For Afghans like Dayee, this was not an abstract geopolitical question; it was a matter of life and death. In 2019, Dayee’s wife had given birth to triplets – two boys and a girl – after a painful battle with infertility. With the birth of his children, Dayee told me that his life was complete. But in a land scarred by conflict, such moments of happiness are fragile.
Only one child survived – the daughter, Mehrabani, whose name means “kindness.”
Dayee was tired of reporting on war. We all were. He longed for the war to end so Mehrabani could grow up in peace, and thus be spared from the cruelty that war breeds. But at what cost?
That day, on the phone, I could offer little more than hope. “Let’s hope for the best,” I told Dayee. “What else can we do? The war will end – Inshallah.” But we both knew that in Afghanistan, hope was a rare commodity.

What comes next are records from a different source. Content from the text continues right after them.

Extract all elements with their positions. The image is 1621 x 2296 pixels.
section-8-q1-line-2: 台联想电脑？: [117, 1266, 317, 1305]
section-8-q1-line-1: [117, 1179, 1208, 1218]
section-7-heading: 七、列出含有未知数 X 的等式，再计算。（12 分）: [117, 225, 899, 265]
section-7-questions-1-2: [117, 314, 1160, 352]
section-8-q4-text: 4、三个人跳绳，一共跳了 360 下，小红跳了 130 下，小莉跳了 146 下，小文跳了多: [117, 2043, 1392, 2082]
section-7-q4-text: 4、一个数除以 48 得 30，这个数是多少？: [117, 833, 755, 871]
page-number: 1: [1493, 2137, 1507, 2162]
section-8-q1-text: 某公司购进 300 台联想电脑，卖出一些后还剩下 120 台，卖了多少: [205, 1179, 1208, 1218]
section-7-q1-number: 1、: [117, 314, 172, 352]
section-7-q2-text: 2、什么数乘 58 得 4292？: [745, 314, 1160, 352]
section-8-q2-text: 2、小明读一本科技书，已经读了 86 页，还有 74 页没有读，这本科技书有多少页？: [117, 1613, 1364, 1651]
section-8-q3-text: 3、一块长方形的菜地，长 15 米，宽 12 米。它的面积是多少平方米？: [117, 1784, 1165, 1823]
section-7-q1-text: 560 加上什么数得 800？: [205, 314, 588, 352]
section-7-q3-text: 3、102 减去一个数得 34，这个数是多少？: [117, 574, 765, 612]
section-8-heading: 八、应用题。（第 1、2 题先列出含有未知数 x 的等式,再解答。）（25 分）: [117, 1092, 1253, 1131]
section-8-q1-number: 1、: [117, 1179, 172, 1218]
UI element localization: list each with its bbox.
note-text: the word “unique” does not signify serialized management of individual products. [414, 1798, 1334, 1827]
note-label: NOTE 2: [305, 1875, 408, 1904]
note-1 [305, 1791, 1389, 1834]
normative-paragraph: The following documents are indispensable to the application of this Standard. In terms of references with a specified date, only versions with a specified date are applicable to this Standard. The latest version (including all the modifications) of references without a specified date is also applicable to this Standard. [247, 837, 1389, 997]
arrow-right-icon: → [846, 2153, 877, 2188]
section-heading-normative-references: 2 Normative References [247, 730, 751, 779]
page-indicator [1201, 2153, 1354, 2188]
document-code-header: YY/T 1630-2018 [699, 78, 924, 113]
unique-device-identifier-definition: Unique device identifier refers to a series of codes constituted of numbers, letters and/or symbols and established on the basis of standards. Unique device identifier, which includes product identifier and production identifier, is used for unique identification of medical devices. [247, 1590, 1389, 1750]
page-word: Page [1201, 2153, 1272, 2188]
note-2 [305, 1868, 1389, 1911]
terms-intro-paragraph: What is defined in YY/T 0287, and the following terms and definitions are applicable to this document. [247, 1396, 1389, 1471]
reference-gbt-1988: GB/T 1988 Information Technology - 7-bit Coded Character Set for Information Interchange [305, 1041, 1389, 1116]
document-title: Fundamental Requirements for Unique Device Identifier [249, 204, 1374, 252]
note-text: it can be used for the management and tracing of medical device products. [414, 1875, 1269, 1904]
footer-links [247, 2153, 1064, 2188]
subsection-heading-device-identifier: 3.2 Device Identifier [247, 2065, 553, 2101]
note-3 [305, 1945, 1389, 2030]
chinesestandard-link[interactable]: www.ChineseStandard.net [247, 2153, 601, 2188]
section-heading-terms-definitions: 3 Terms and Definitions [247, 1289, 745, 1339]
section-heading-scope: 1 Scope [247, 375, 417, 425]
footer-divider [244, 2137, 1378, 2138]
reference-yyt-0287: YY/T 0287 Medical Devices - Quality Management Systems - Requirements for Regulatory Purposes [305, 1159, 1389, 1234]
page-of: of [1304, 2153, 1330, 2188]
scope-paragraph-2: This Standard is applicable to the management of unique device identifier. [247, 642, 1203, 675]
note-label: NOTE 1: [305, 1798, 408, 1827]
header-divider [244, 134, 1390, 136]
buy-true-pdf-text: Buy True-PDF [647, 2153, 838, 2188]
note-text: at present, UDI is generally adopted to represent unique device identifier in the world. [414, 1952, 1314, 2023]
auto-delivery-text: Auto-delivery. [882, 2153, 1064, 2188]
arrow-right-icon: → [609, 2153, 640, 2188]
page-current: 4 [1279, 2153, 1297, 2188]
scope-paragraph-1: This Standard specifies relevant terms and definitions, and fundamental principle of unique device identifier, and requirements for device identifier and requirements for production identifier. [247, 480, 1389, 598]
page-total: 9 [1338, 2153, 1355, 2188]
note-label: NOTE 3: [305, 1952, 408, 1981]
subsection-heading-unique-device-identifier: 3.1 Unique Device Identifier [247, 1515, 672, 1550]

On November 12, 2020, a magnetic bomb was attached to Dayee’s car. It exploded as he left to cover a news event; he was killed instantly. He was just 33 years old.
At the time, his daughter, Mehrabani, was just a year and half old.
Five years ago, the Doha Agreement paved the way for all U.S. troops to leave. For the Taliban, it meant a return to power. For the Afghan people, the war technically ended, but the war of poverty, isolation, and despair continues unabated. Afghanistan remains sanctioned, its government unrecognized by the world, and Afghans remain trapped.
If this is the price paid for the end of the war, then the cost of peace is a tragedy too vast to measure.